In fact, organic farming has simply become another branch of the industrial food-distribution system. Pollan argues that Americans should attempt to return to a pre-industrial agricultural system. Food would be sourced locally, from family farms such as Joel Salatin's minor ecological rotation farm (Pollan, 229). He recommends "Relationship Marketing," a food distribution system centered around the relationship between consumers and local farmers like Joe Salatin. (Pollan, 240). Such a localized food distribution system will reduce artificial costs as well as allow consumers to know what they are eating.
             The Economic Feasibility of Local Production.
             Pollan certainly makes valid points regarding the toxicity of our current food production system. Our system of food production has much room for improvement. However, the solutions that he proposes for improving food production and distribution are not economically feasible. The current food distribution system exists for economic reasons, not of pure malice. The current food distribution system "does involve transportation costs, but it also puts food production where it is cheapest," in the most fertile areas of the country and away from urban centers (Cowen).
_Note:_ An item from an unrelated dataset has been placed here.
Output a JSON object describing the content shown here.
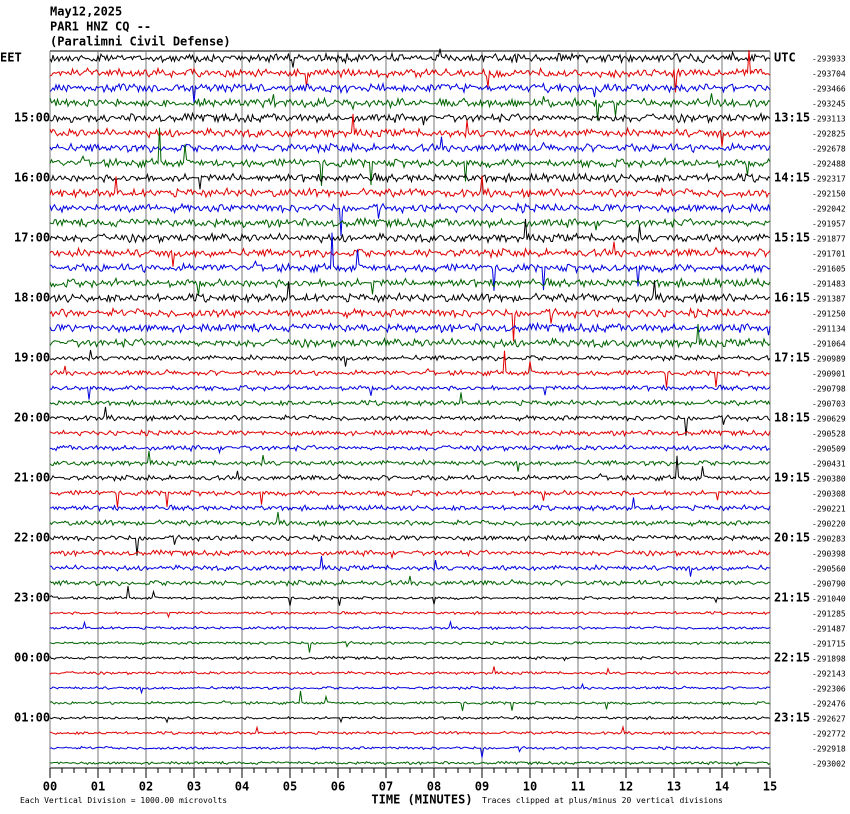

Putting them near areas where people actually live would not only be an inefficient, sub-optimal use of that land but would also reduce the amount of land available for housing. Under Pollan's system, urban areas in regions with relatively limited amounts of arable land will have a scarcity of affordable food. The use of fossil-fuels is what allows the world to sustain a population nearing 7 billion people. Norman Borlaug, founder of the green revolution, "estimates that the amount of nitrogen available naturally would only support a worldwide population of 4 billion souls or so" (Hurst). Thus, about 40 percent of the world's current population would not be alive if not for the use of artificially synthesized nitrogen, as Pollan himself noted (Hurst).